How does Newtonian viscosity not depend on depth? Good morning, StackExchange.
I am currently trying to self-study basic Classical Mechanics and right now I am trying to understand fluid dynamics. I have read about Newtonian viscosity: as my book says, the force exerted on a viscous fluid depends on the coefficient of viscosity, the cross-section and the velocity gradient, but, to my amazement, not on the fluid's height, or in any other way on its total amount.

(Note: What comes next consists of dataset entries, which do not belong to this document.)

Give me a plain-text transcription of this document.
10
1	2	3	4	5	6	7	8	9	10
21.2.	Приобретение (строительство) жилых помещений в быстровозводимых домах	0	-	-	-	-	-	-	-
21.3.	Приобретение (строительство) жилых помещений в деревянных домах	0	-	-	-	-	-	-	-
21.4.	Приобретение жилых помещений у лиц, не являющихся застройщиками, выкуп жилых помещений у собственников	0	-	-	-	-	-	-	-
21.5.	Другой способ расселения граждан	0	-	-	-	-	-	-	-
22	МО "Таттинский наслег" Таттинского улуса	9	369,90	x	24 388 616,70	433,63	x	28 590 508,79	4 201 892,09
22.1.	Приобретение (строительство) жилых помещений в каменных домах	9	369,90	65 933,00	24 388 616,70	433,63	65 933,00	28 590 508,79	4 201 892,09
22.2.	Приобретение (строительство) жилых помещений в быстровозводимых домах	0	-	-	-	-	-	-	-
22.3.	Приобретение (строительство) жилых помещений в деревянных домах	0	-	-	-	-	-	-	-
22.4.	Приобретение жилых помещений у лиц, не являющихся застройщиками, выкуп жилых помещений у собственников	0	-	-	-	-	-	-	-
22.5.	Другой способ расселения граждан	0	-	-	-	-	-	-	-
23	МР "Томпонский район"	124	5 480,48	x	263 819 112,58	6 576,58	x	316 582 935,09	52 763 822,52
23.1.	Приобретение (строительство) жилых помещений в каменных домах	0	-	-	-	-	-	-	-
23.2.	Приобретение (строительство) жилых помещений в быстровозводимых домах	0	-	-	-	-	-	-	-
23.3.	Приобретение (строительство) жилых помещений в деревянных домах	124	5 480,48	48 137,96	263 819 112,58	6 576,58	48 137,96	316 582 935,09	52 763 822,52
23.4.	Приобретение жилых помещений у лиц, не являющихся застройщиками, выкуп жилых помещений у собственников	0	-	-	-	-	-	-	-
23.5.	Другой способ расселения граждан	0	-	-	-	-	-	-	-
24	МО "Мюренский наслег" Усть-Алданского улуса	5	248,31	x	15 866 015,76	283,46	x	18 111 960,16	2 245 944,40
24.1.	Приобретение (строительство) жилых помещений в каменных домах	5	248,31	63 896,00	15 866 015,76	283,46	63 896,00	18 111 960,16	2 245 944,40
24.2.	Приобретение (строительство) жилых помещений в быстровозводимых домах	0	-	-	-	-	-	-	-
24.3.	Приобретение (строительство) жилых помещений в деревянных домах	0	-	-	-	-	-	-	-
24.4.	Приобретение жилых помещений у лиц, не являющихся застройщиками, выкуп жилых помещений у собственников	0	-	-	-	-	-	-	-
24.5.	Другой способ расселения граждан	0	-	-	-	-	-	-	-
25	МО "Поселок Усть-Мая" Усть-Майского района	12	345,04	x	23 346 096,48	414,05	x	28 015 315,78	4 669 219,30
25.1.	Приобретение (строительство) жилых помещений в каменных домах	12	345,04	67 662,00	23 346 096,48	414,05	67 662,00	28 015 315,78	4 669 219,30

Usually I'd be more than willing to trust such a result even if not proven, and the way it is used in deriving something like Poiseuille's law, for example, almost makes sense to me. But I still, to my best efforts, fail to understand or even get an intuition on what should be the most basic case of application, i.e. a fluid that can be approximated as many rectangular plates flowing on top of each other. If I try to apply the same method I would use for a cylindrical tube, I get that considering a section of any height $h$, if the velocity gradient in the rectangle is constant at every depth, the force I need to apply to that section is the same no matter the value of $h$. In particular, dividing the rectangle in an arbitrarily large number of sections of arbitrarily small value of $h$, keeping the gradient the same I get that the total force I need to apply to maintain it is arbitrarily large.
Also, it sounds unintuitive that keeping the same gradient and halving the amount of fluid I would need the same force (and double the pressure). In addition to this, even with the tube, if instead of applying the viscosity law to a full cylinder I try applying it to a cylindrical ring, I get the same problems.

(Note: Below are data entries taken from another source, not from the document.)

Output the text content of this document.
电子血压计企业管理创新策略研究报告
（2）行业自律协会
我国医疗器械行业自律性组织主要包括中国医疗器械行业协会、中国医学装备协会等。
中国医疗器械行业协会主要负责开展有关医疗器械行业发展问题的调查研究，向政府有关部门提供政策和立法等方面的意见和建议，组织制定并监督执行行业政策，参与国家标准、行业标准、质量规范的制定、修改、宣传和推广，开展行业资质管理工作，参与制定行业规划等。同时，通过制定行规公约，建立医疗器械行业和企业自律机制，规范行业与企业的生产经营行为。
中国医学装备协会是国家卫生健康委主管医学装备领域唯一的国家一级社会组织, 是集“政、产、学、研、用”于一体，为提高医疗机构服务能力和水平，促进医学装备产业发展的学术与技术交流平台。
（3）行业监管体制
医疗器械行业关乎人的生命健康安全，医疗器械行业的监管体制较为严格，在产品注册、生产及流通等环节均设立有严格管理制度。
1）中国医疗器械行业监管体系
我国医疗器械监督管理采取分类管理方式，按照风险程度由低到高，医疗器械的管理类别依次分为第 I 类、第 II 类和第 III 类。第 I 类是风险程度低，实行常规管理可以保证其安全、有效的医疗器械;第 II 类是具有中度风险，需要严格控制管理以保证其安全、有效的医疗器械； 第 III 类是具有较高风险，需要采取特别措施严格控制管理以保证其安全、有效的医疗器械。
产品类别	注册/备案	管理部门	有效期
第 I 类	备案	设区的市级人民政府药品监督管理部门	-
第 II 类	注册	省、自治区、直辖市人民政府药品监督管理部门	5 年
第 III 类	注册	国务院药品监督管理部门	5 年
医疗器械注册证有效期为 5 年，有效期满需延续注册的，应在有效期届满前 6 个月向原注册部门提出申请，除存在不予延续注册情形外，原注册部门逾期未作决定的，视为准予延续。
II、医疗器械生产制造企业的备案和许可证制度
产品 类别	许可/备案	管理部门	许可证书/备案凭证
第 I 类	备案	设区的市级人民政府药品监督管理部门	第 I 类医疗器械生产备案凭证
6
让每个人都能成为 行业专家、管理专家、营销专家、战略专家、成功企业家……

Can someone explain? Am I doing this wrong (probably)? Does the viscosity law somehow only work for the "top" section of the liquid? If so, what does top mean? How can the fluid "know" what is the top and what isn't? Are different pressures really needed depending on the amount of fluid to maintain the same gradient? What's an intuitive explanantion of this? Is there something else I'm missing that would make the explanation work?
 A: The dynamic viscosity $\eta$ of a Newtonian fluid is a constant coefficient in the relation between the stress tensor and the velocity gradient. It is a property of the material and the relation between stress tensor $\sigma$ and velocity gradient $\nabla u$ is valid at every point in the fluid:
$$\sigma = \eta\, \text{sym}\nabla u$$
(sym denotes the symmetrisation and the above relation is only valid in incompressible flow, but don't worry about those details right now.)
You might want to read up on what a stress is - essentially a force per unit area.
Now consider the most simple example: A fluid sheared between two horizontal plates separated by a vertical distance h, the lower plate being at rest, the upper one moving with velocity v. The force you need to exert on the upper plate to keep the shear flow going is then determined by multiplying the stress on the upper plate by its area. With the velocity gradient in the fluid being uniform and equal to $\frac{v}{h}$ you find from the above relation that the force is proportional to $\eta \frac{v}{h}$.
So if for example you keep the same velocity gradient while halving the height, as you suggest above, you indeed need to exert the same force on the upper plate to keep up the shear flow, but the upper plate will be moving at half the velocity.